The kind of conceptual framework that we need for the education of children and others with difficulties in learning and disabilities is what has been called a bio-psycho-social model (Engel, 1977; Norwich, 1990; Cooper, 1996; Kiesler, 2000). This is an inter-disciplinary, multi-level and interactive framework. It is one where factors and processes within and between these 3 broad levels of analyses would be considered. When processes within a particular level might be seen as dominant, other levels might still be seen to have some contributory interactive impact. It is a framework which can avoid over-individualising problems in education, a tendency criticised by proponents of social models, while still recognising individual factors. Also, it is a framework which can avoid over-socialising problems, a risk noted by those who assert the reality of individual difficulties and disabilities. The social model has become the more dominant and popular model and this can be understood as a necessary development and corrective to over-simplistic and over-individualized models (Lindsay, 2003). However, the way that the social model has been presented and advocated has been exaggerated and over-simplistic. Much of the persuasive force of the social model has come from the commitment to the value of the social and academic participation of all children and young people in mainstream schools. The social model has provided the basis for an agenda to remove barriers in the society and schools to greater participation of all. How the model has come to be represented and used owes much to its role in justifying the push towards greater inclusion and less to the complexities about the origins and causes of learning difficulties and disabilities.

MLD as a category

The use of the term Moderate Learning Difficulties (MLD) in the UK reflects much of what is lacking in clarity in the system of additional and different provision for children with difficulties and disabilities. One of the confusing aspects of the term learning difficulties, is that in the current UK legislation, all children with special educational needs are defined as having learning difficulties. This meant that whether a child had a sensory, motor or intellectual difficulty, she or he would be defined as having a learning difficulty. In one sense this was an understandable turn in the 1981 Act, which was re-focussing special education as being about difficulties in learning and not as about medical categories. But, to avoid confusion between these two meanings of learning difficulties - as the replacement for the term ESN and the historic focus on children assumed to have lower intellectual abilities - and - as the term to cover all kinds of special educational needs - it would have been wise to abandon the Warnock terminology and adopt some other term for children with moderate to more significant degrees of low intellectual functioning. It is interesting that even after a quarter of a century since the Warnock Report, there is still little comment about this matter.

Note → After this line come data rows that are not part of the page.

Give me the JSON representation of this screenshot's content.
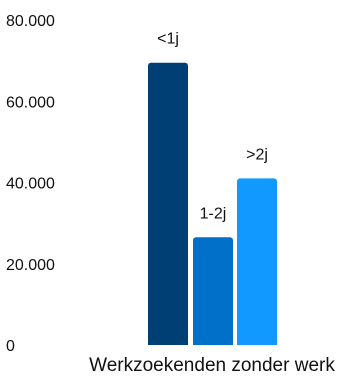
{
  "chart_data": {
    "type": "bar",
    "title": "",
    "xlabel": "",
    "ylabel": "",
    "categories": [
      "Werkzoekenden zonder werk"
    ],
    "series": [
      {
        "name": "<1j",
        "values": [
          69500
        ],
        "color": "#003f73"
      },
      {
        "name": "1-2j",
        "values": [
          26500
        ],
        "color": "#0070c8"
      },
      {
        "name": ">2j",
        "values": [
          41000
        ],
        "color": "#1199ff"
      }
    ],
    "data_labels": [
      "<1j",
      "1-2j",
      ">2j"
    ],
    "ylim": [
      0,
      80000
    ],
    "yticks": [
      0,
      20000,
      40000,
      60000,
      80000
    ],
    "ytick_labels": [
      "0",
      "20.000",
      "40.000",
      "60.000",
      "80.000"
    ],
    "grid": false,
    "legend": "none"
  }
}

Recent history shows the continuing ambivalence about the Warnock philosophy of abandoning categories. In the current version of the SEN Code of Practice (DfES, 2001), the case against ‘hard and fast categories’ is stated in terms of the need to focus on the child’s unique circumstances. The second SEN Code identified four areas or dimensions of need related to:

  1. communication and interaction,
  2. cognition and learning,
  3. behaviour, emotional and social development,
  4. sensory and/or physical.

These areas of needs were presented as inter-related, so that individuals may have needs which spanned two or more areas. This move dealt with the continuing problem that many children have more than one kind of difficulty that can impact on their learning. However, within the dimension of cognition and learning, the Code refers to “children who demonstrate features of moderate, severe or profound learning difficulties or specific learning disabilities” (DfES, 2001, paragraph 7:58). This shows that the four overlapping dimensions of need were still not used to replace the category MLD.